Two weeks ago I started eating a lot healthier, went fruit and vegetable shopping, and I walked to the store when I did so. I lost 5 lbs in a week, which is awesome, but then Thanksgiving came—and here I am four days later still feasting.
I don’t know what it is about food. I eat it when I’m sad, I eat it when I’m happy, I eat it when I’m bored, I eat it because it’s there. Some days I start off really healthy with a grapefruit, some cereal, but by 10pm I’m so hungry that I eat anything I can get my hands on. I’m sure it goes without saying that these hands-on foods aren’t exactly healthy.

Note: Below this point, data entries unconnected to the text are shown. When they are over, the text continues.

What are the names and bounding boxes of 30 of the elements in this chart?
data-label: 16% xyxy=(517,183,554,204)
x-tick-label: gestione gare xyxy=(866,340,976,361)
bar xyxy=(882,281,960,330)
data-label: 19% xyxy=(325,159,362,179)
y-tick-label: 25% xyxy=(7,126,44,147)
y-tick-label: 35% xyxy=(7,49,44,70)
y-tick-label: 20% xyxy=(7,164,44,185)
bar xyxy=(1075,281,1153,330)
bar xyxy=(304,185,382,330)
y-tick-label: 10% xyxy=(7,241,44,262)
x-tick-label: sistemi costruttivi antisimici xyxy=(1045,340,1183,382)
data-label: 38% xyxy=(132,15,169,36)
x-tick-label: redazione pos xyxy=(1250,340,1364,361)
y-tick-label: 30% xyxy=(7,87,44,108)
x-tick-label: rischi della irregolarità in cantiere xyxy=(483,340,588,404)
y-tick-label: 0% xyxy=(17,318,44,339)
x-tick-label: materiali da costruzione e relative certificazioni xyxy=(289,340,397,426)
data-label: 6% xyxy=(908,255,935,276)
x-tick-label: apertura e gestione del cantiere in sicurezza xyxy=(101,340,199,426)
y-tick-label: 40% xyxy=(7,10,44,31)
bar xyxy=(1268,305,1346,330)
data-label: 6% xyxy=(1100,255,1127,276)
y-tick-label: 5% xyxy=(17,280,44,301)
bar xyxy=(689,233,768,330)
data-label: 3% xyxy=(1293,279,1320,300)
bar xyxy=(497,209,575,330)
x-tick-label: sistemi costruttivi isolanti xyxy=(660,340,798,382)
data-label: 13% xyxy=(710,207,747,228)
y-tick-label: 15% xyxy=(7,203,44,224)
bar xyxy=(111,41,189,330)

What I need to do is really discipline myself when it comes to bad food and schedule workouts. And that makes it sound so easy. “Just do this.” You gained weight? Just eat less and move more! Simple! But why is it so hard to get MOTIVATED. I mean I definitely have enough motivation: comments every day telling me I got fat, I looked better before, “YOU GAINED A SHITTON OF WEIGHT.” I barely fit in my clothes. I don’t feel good. Somehow, though, instead of these things making me want to do something about it, they just depress me and make me do other things to keep my mind off it, like—you guessed it—eat.
I don’t know. I guess I had to put this in writing so that I’d have some sort of textual promise that I’d do it. I never write, therefore I haven’t tried this technique, therefore I hope it helps. I’m not going to say “I must not eat ice cream.” But I am going to say, “I must not give up.”